Tuesday 24 February 2015

Capital II, Chapter 21 - Part 3

Marx then gives an explanation that even he describes as based on “absurd” assumptions, but whose purpose is to “do nothing more than explain the possibility of a universal simultaneous formation of a hoard” (p 495). He assumes that instead of exchanges taking place in the way they do, A-B, C-D, E-F, F-B, D-A, and so on, in other words numerous bilateral simultaneous exchanges, instead exchanges take place only in a linear fashion, with all other capitals exchanging only with a gold producer.

As a gold producer, i.e. producer of money, the gold producer always here only buys without selling. This is the converse of the situation above where the surplus value is hoarded in money because, in respect of the surplus value, the capitalist sells without buying. They sell the surplus product, and then hoard its money equivalent rather than buying anything with it.

Here, the gold producer produces money-gold and simply buys commodities with it.

“In that case the entire yearly social surplus-product (the bearer of the entire surplus-value) would pass into his hands, and all the other capitalists would distribute among themselves pro rata his surplus-product, which naturally exists in the form of money, the natural embodiment in gold of his surplus-value. For that portion of the product of the gold producer which has to make good his active capital is already tied up and disposed of.

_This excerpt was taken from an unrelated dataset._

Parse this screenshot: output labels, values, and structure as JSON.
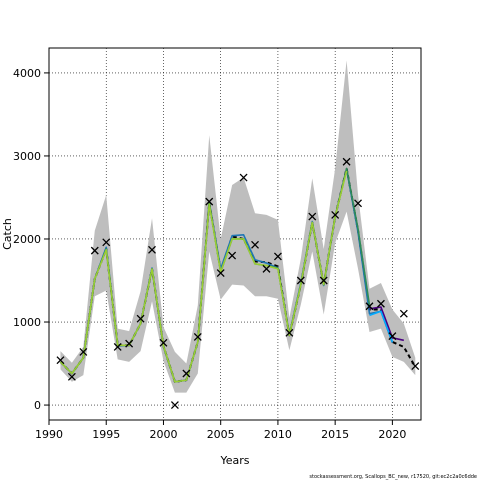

The surplus-value of the gold producer, created in the form of gold, would then be the sole fund from which all other capitalists would draw the material for the conversion of their annual surplus-product into money. The magnitude of its value would then have to be equal to the entire annual surplus-value of society, which must first assume the guise of a hoard.” (p 495)

To put this another way, we can think about the process we have analysed several times before. Under simple reproduction, the capitalists advance money-capital to buy labour-power. The workers so employed use the wages paid to them to buy commodities, and thereby the capitalists who have paid their wages, by advancing variable capital, see that capital return to them. By the same token, the capitalists advance capital to buy means of production, and that money goes into circulation, and finds its way back to them via the sale of the corresponding proportion of their output. Finally, the capitalists spend a part of their money hoard, to buy the commodities required for their own consumption, equal to their surplus value, and thereby they put into circulation themselves the money required to realise their own surplus value.

In this process, it was assumed that the commodities the capitalists bought – equal to their surplus value – with the money equivalent they threw into circulation, were the things they required for their own reproduction – food, shelter, clothing etc. But, we can just as easily assume that what they buy with this money-capital, equal to surplus value, is instead gold. In that case, as Marx describes, the whole of the societies surplus product would be held in the form of gold. But here, gold is also money, and so we have arrived at the position that demonstrates the logical possibility of such a universal money hoard, of capital selling its surplus product, and realising its value without the need also to buy an equivalent of that surplus product. The whole surplus product now exists solely as a money hoard, as gold, waiting to be mobilised.